File "/opt/ceph/src/pybind/mgr/stats/fs/perf_stats.py", line 177, in notify_cmd
metric_features = int(metadata[CLIENT_METADATA_KEY]["metric_spec"]["metric_flags"]["feature_bits"], 16)
ValueError: invalid literal for int() with base 16: '0x'
"
This patch creates a valid hex (0x0), when _vec size is 0.
Fixes: https://tracker.ceph.com/issues/59551 Signed-off-by: Jos Collin <jcollin@redhat.com>
Ilya Dryomov [Tue, 13 Jun 2023 11:36:02 +0000 (13:36 +0200)]

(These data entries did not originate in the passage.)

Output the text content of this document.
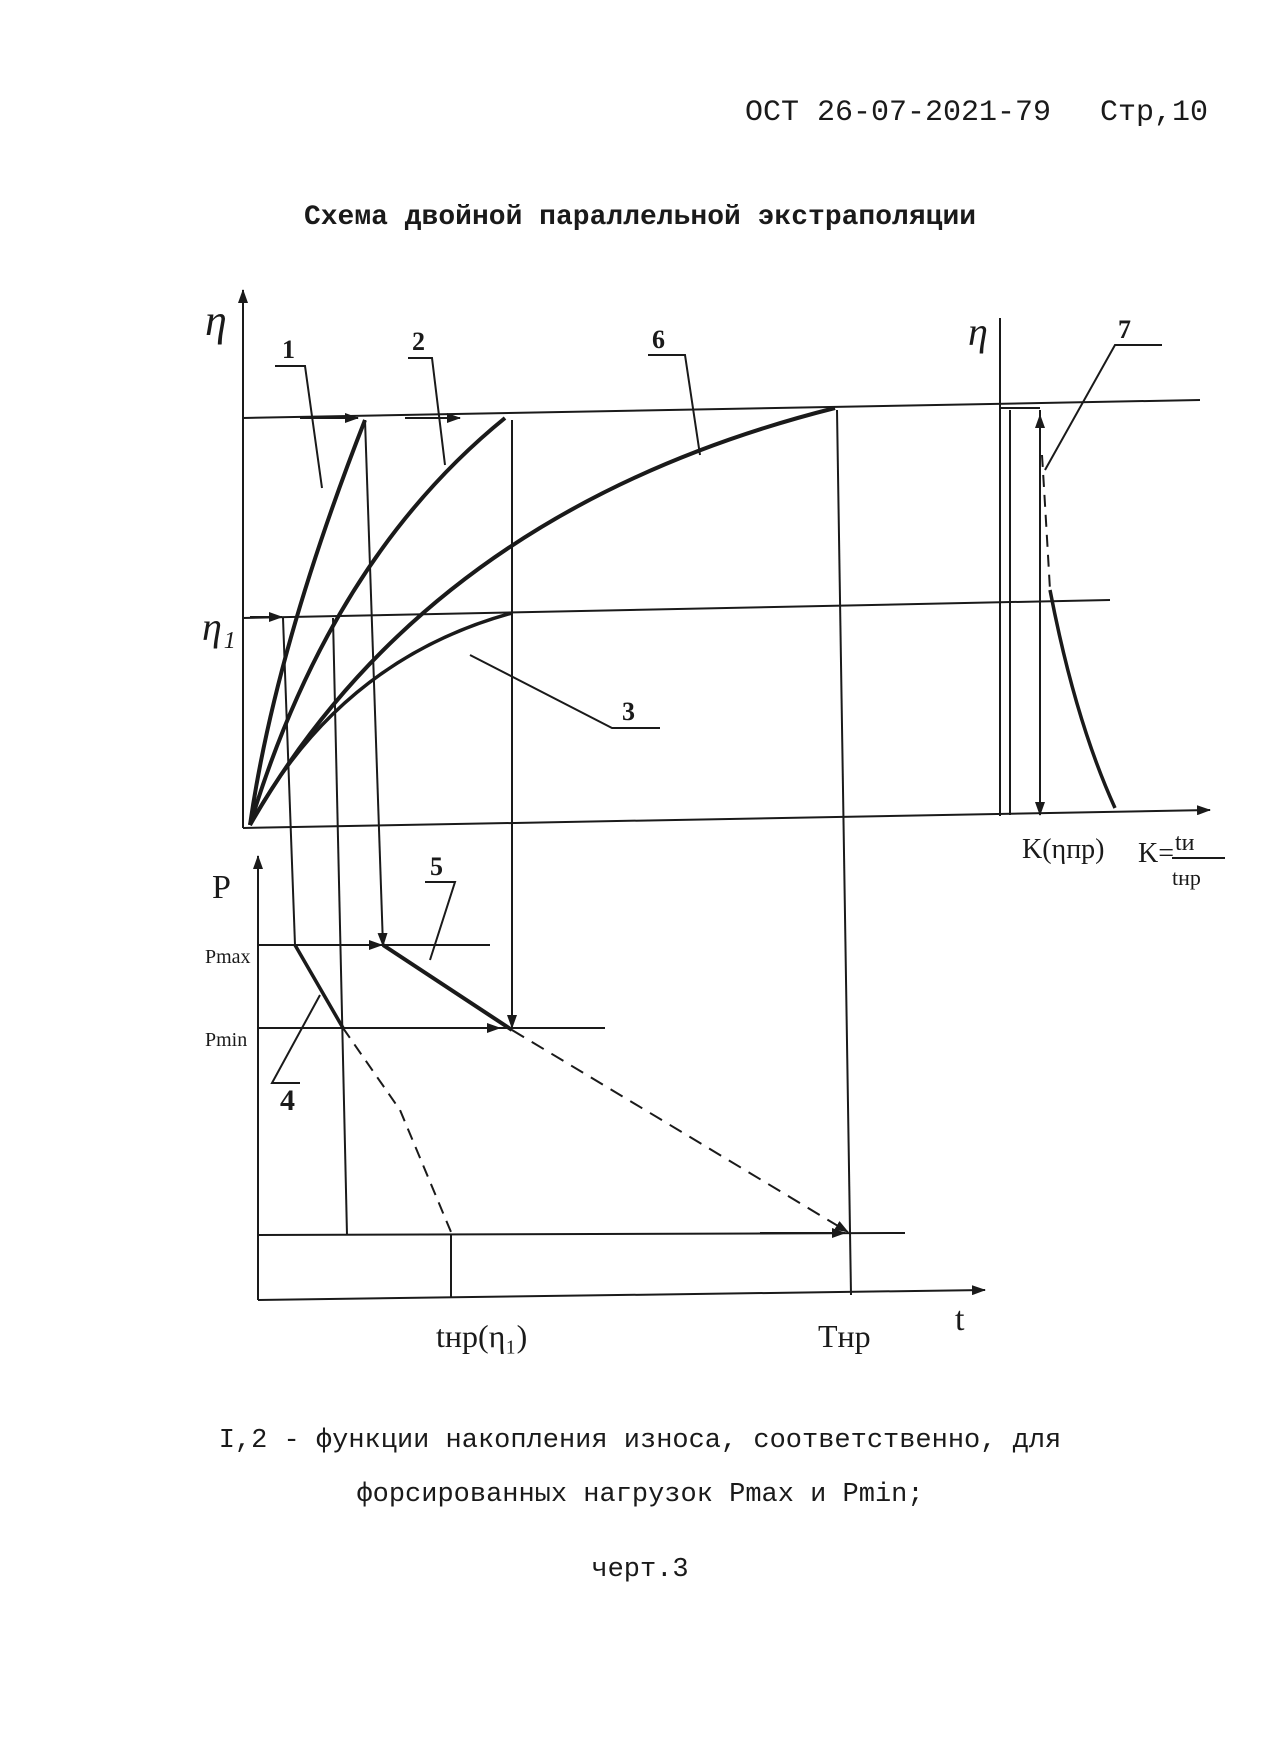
ОСТ 26-07-2021-79 Стр,10
Схема двойной параллельной экстраполяции
η	η
η₁
P
Pmax
Pmin
t
tнр(η₁)	Tнр
K(ηпр) K= tи
tнр
1	2
3
4
5
6	7
I,2 - функции накопления износа, соответственно, для
форсированных нагрузок Pmax и Pmin;
черт.3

librbd: stop passing IOContext to image dispatch write methods
This is a major footgun since any value passed e.g. at the API layer
may be stale by the time we get to object dispatch. All callers are
passing the IOContext returned by get_data_io_context() for their
ImageCtx anyway, highlighting that the parameter is fictitious.

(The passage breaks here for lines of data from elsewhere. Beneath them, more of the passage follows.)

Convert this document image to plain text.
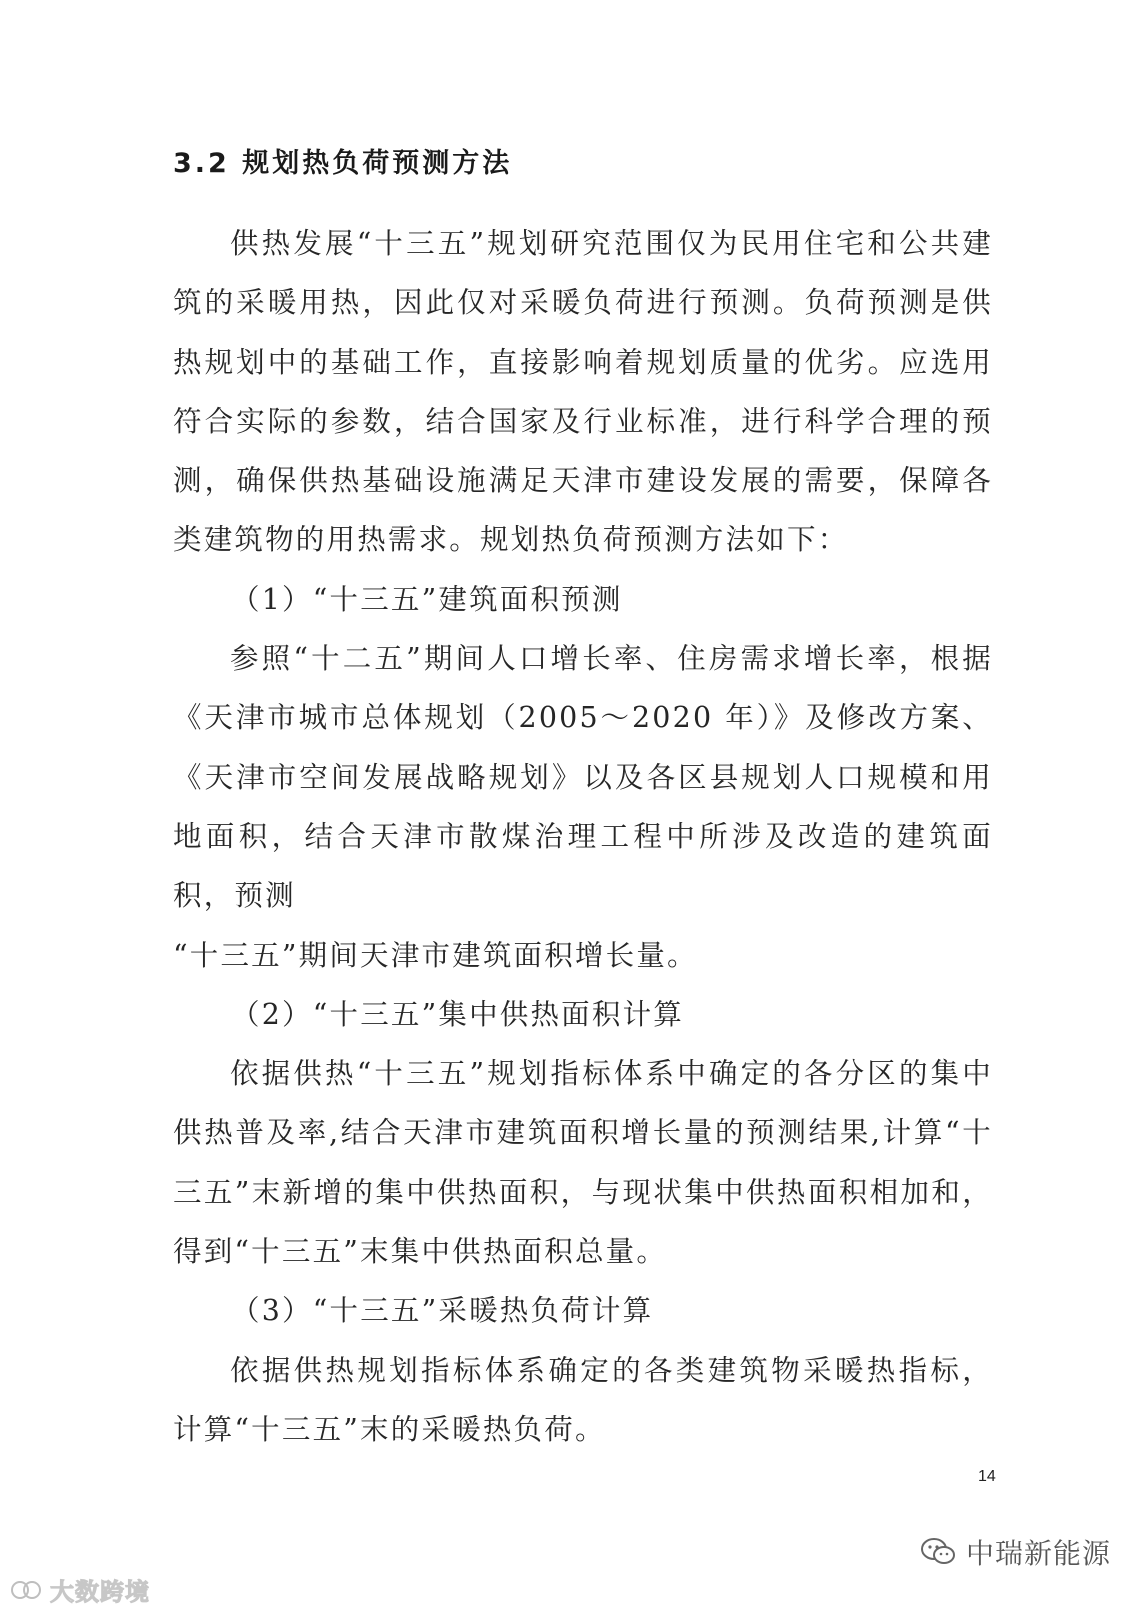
3.2 规划热负荷预测方法

供热发展“十三五”规划研究范围仅为民用住宅和公共建筑的采暖用热，因此仅对采暖负荷进行预测。负荷预测是供热规划中的基础工作，直接影响着规划质量的优劣。应选用符合实际的参数，结合国家及行业标准，进行科学合理的预测，确保供热基础设施满足天津市建设发展的需要，保障各类建筑物的用热需求。规划热负荷预测方法如下：

（1）“十三五”建筑面积预测

参照“十二五”期间人口增长率、住房需求增长率，根据《天津市城市总体规划（2005～2020 年）》及修改方案、《天津市空间发展战略规划》以及各区县规划人口规模和用地面积，结合天津市散煤治理工程中所涉及改造的建筑面积，预测

“十三五”期间天津市建筑面积增长量。

（2）“十三五”集中供热面积计算

依据供热“十三五”规划指标体系中确定的各分区的集中供热普及率,结合天津市建筑面积增长量的预测结果,计算“十三五”末新增的集中供热面积，与现状集中供热面积相加和，得到“十三五”末集中供热面积总量。

（3）“十三五”采暖热负荷计算

依据供热规划指标体系确定的各类建筑物采暖热指标，计算“十三五”末的采暖热负荷。

14
大数跨境
中瑞新能源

Only the read method can meaningfully take IOContext.
Ilya Dryomov [Mon, 12 Jun 2023 19:45:03 +0000 (21:45 +0200)]
librbd: use an up-to-date snap context when owning the exclusive lock
By effectively moving capturing of the snap context to the API layer,
commit 1d0a3b17f590 ("librbd: pass IOContext to image-extent IO
dispatch methods") introduced a nasty regression. The snap context can
be captured only after exclusive lock is safely held for the duration
of dealing with the image request and even then must be refreshed if
a snapshot creation request is accepted from a peer. This is needed to
ensure correctness of the object map in general and fast-diff states in
particular (OBJECT_EXISTS vs OBJECT_EXISTS_CLEAN) and object deltas
computed based off of them. Otherwise the object map that is forked
for the snapshot isn't guaranteed to accurately reflect the contents of
the snapshot when the snapshot is taken under I/O (as in disabling the
object map may lead to different results being returned for reads).

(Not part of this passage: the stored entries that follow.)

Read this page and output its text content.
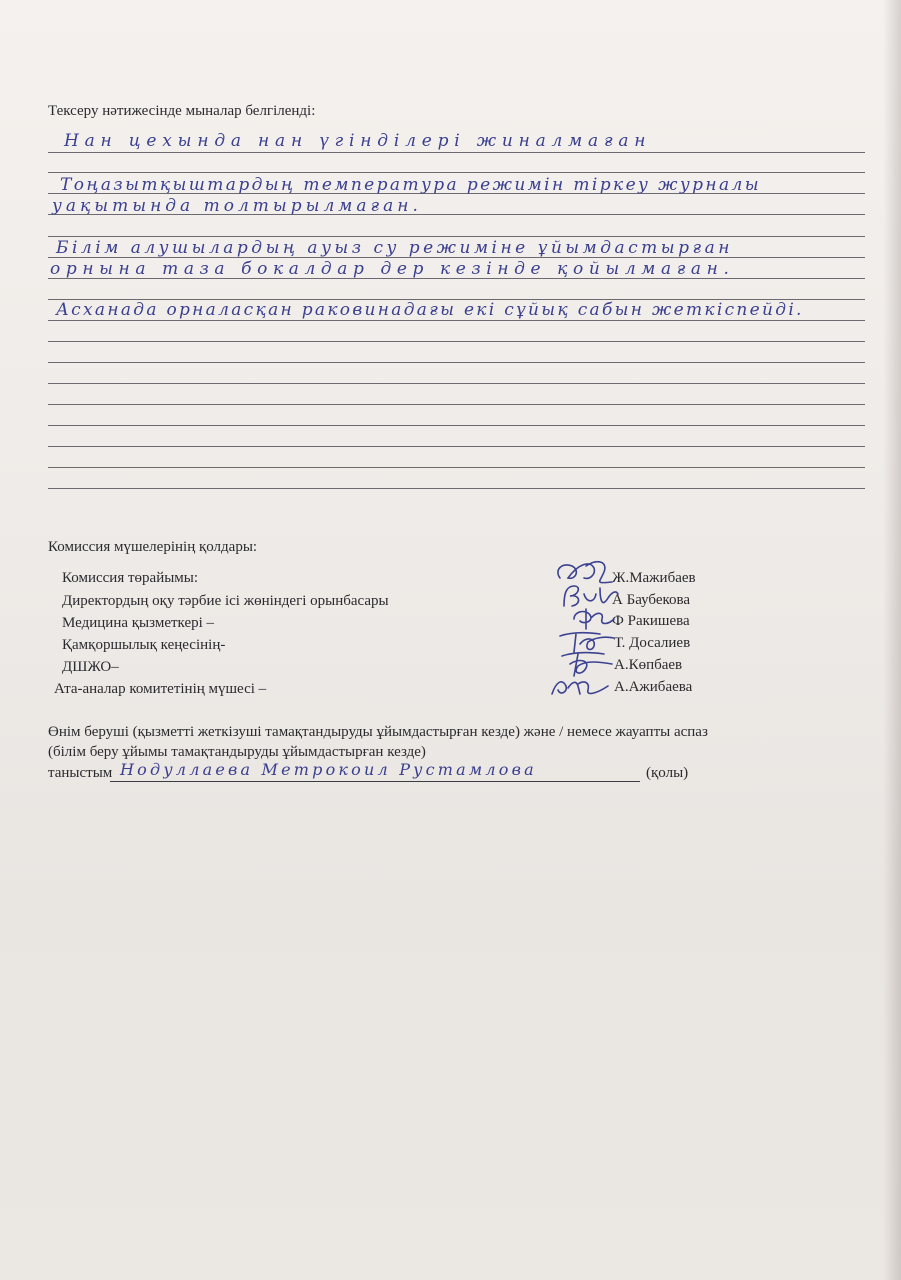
Тексеру нәтижесінде мыналар белгіленді:
Нан цехында нан үгінділері жиналмаған
Тоңазытқыштардың температура режимін тіркеу журналы
уақытында толтырылмаған.
Білім алушылардың ауыз су режиміне ұйымдастырған
орнына таза бокалдар дер кезінде қойылмаған.
Асханада орналасқан раковинадағы екі сұйық сабын жеткіспейді.
Комиссия мүшелерінің қолдары:
Комиссия төрайымы:
Директордың оқу тәрбие ісі жөніндегі орынбасары
Медицина қызметкері –
Қамқоршылық кеңесінің-
ДШЖО–
Ата-аналар комитетінің мүшесі –
Ж.Мажибаев
А Баубекова
Ф Ракишева
Т. Досалиев
А.Көпбаев
А.Ажибаева
Өнім беруші (қызметті жеткізуші тамақтандыруды ұйымдастырған кезде) және / немесе жауапты аспаз
(білім беру ұйымы тамақтандыруды ұйымдастырған кезде)
таныстым Нодуллаева Метрокоил Рустамлова	(қолы)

The regression affects mainly differential backup and snapshot-based
mirroring use cases with object-map and/or fast-diff enabled: since
some object deltas may be incomplete, the destination image may get
corrupted.
This commit represents a reasonable minimal fix: IOContext passed
through to ImageDispatch is effected only for reads and just gets
ignored for writes. The next commit cleans up further by undoing the
passing of IOContext through the image dispatch layers for writes.
Rishabh Dave [Fri, 9 Jun 2023 11:10:35 +0000 (16:40 +0530)]
AuthMonitor: use map, not vector, for caps
Although the variable "caps_vec" is defined as a vector (with following
as its members: {"mon", <moncap>, "osd", <osdcap>, "mgr", <mgrcap>,
"mds", <mdscap>}) it actually is used and iterated as a map. Simplify
the code by using a map instead of vector for storing caps.